Monday, September 14, 2009

color crayons and the Father


i don't have a lot of time to sit and write tonight, but i did want to share one of my favorite verses in the psalms. 
king david wrote in psalms 16:
the Lord is the portion of my inheritance and my cup;
You support my lot.
there is so much that excites me about this passage, and let me just say that you should definitely go and search this one for yourself.  there is so so much more to knowing God than just eternal life and saving from hell.  there is the promise that the Lord Himself will be our reward that we are desiring.  He is our portion and the inheritance that we are after.

i spent time with my five year old today while my younger two were napping, (just for a humorous mental picture, my 19 month old is climbing all over me right now as i type this), which is something that at times is really rare to do just one on one.  i asked him what he would want to do and he suggested coloring.   as i got the coloring books down for him to color and he asked, mommy, are you going to sit down and color with me?

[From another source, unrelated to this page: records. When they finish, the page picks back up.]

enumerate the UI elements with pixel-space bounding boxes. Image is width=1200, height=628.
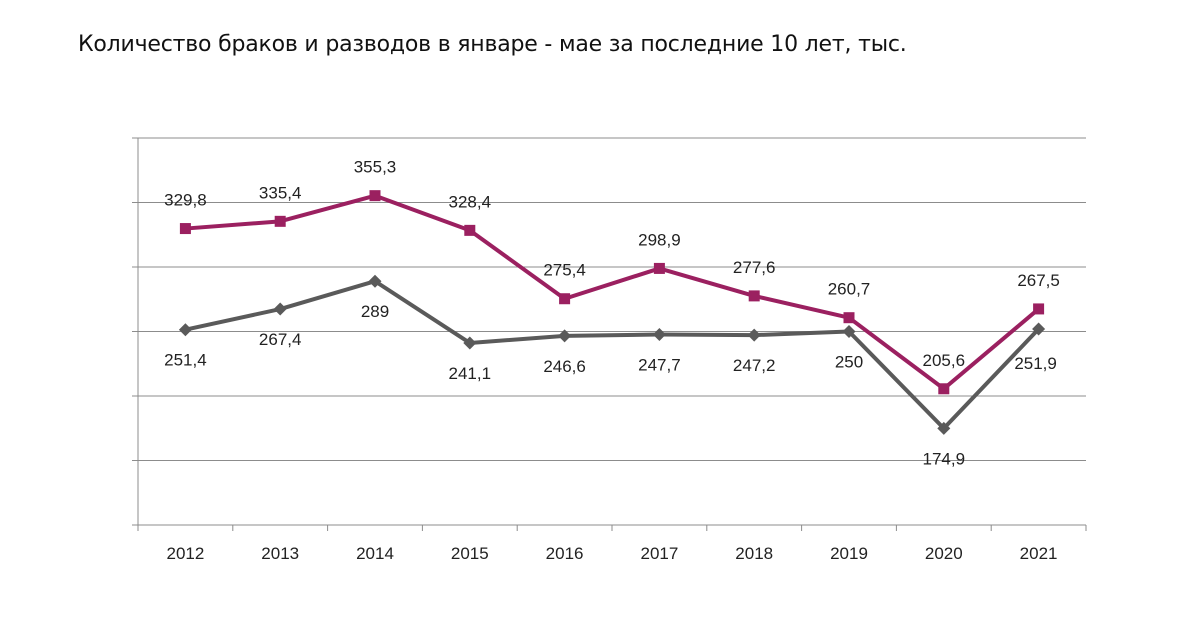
- series-1-point: [559, 293, 571, 305]
- series-1-point: [653, 262, 665, 274]
- x-tick-label: 2017: [640, 544, 678, 563]
- data-label: 275,4: [543, 261, 586, 280]
- series-1-point: [274, 215, 286, 227]
- x-tick-label: 2016: [546, 544, 584, 563]
- data-label: 241,1: [449, 364, 492, 383]
- series-1-point: [938, 383, 950, 395]
- series-1-point: [748, 290, 760, 302]
- series-1-point: [179, 223, 191, 235]
- data-label: 355,3: [354, 158, 397, 177]
- series-2-point: [273, 302, 287, 316]
- series-2-point: [747, 328, 761, 342]
- series-line-1: [185, 193, 1040, 391]
- x-tick-label: 2020: [925, 544, 963, 563]
- chart-title: Количество браков и разводов в январе - …: [78, 32, 907, 57]
- data-label: 289: [361, 302, 389, 321]
- x-tick-label: 2012: [166, 544, 204, 563]
- data-label: 247,7: [638, 355, 681, 374]
- data-label: 298,9: [638, 230, 681, 249]
- data-label: 250: [835, 353, 863, 372]
- data-label: 335,4: [259, 183, 302, 202]
- data-label: 247,2: [733, 356, 776, 375]
- series-1-point: [369, 190, 381, 202]
- x-tick-label: 2014: [356, 544, 394, 563]
- x-tick-label: 2019: [830, 544, 868, 563]
- x-tick-label: 2013: [261, 544, 299, 563]
- x-tick-label: 2021: [1020, 544, 1058, 563]
- x-tick-label: 2018: [735, 544, 773, 563]
- series-2-point: [937, 421, 951, 435]
- data-label: 328,4: [449, 192, 492, 211]
- series-2-point: [178, 323, 192, 337]
- series-2-point: [368, 274, 382, 288]
- data-label: 251,4: [164, 351, 207, 370]
- data-label: 267,4: [259, 330, 302, 349]
- data-label: 267,5: [1017, 271, 1060, 290]
- series-2-point: [463, 336, 477, 350]
- data-label: 174,9: [923, 449, 966, 468]
- data-label: 277,6: [733, 258, 776, 277]
- data-label: 329,8: [164, 191, 207, 210]
- series-1-point: [1033, 303, 1045, 315]
- series-2-point: [842, 325, 856, 338]
- series-2-point: [1032, 322, 1046, 336]
- series-line-2: [184, 279, 1041, 431]
- data-label: 246,6: [543, 357, 586, 376]
- data-label: 251,9: [1014, 354, 1057, 373]
- data-label: 205,6: [923, 351, 966, 370]
- series-1-point: [464, 224, 476, 236]
- series-1-point: [843, 312, 855, 324]
- x-tick-label: 2015: [451, 544, 489, 563]
- data-label: 260,7: [828, 280, 871, 299]
- series-2-point: [558, 329, 572, 343]
- series-2-point: [652, 327, 666, 341]
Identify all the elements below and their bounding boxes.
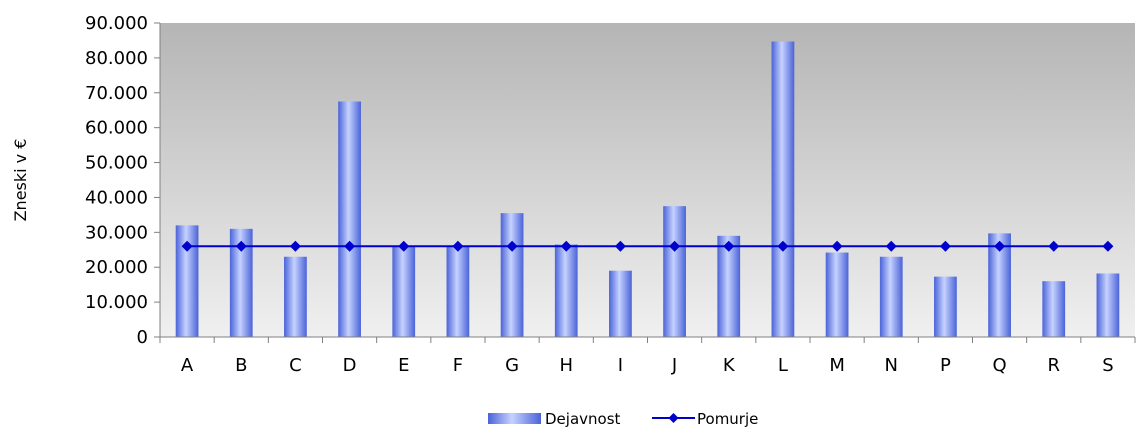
y-tick-label: 90.000 (85, 13, 148, 34)
y-tick-label: 80.000 (85, 48, 148, 69)
x-tick-label: J (671, 355, 677, 376)
x-tick-label: F (453, 355, 463, 376)
y-tick-label: 50.000 (85, 153, 148, 174)
legend-label-pomurje: Pomurje (697, 410, 758, 428)
bar-F (446, 246, 470, 337)
x-tick-label: M (829, 355, 845, 376)
bar-H (554, 244, 578, 337)
x-tick-label: S (1102, 355, 1113, 376)
bar-L (771, 41, 795, 337)
bar-P (934, 276, 957, 337)
bar-D (338, 101, 361, 337)
y-tick-label: 10.000 (85, 292, 148, 313)
marker-C (289, 240, 301, 252)
x-tick-label: A (181, 355, 194, 376)
x-tick-label: Q (992, 355, 1006, 376)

funny because i had planned on 'getting stuff done' while he colored, but because he asked, i sat down and just spent time with my oldest son who wanted to be with me.  as we colored picture of veggie tales characters, he talked and talked and talked to me about all sorts of things.  i enjoyed his stories, laughter, and candid conversation.   it wasn't really the activity of coloring he was after; he was enjoying spending time with his mommy.

i am sure you get the point.  however, sometimes i am a bit slow to get the obvious.  i need these little reminders to slow down and just be.  i need to just be with my kids and enjoy them without an agenda.  i need to just be with my God and enjoy Him likewise.  it isn't about the activity.  it is about  enjoying spending time with my Father.  He is my portion.

charis

1 comments:

Anonymous said...

I so get this! Trying to learn to slow down, enjoy the moment with my kids and steal away for alone time with Papa. Schedules may not work out but life is sooooo much sweeter.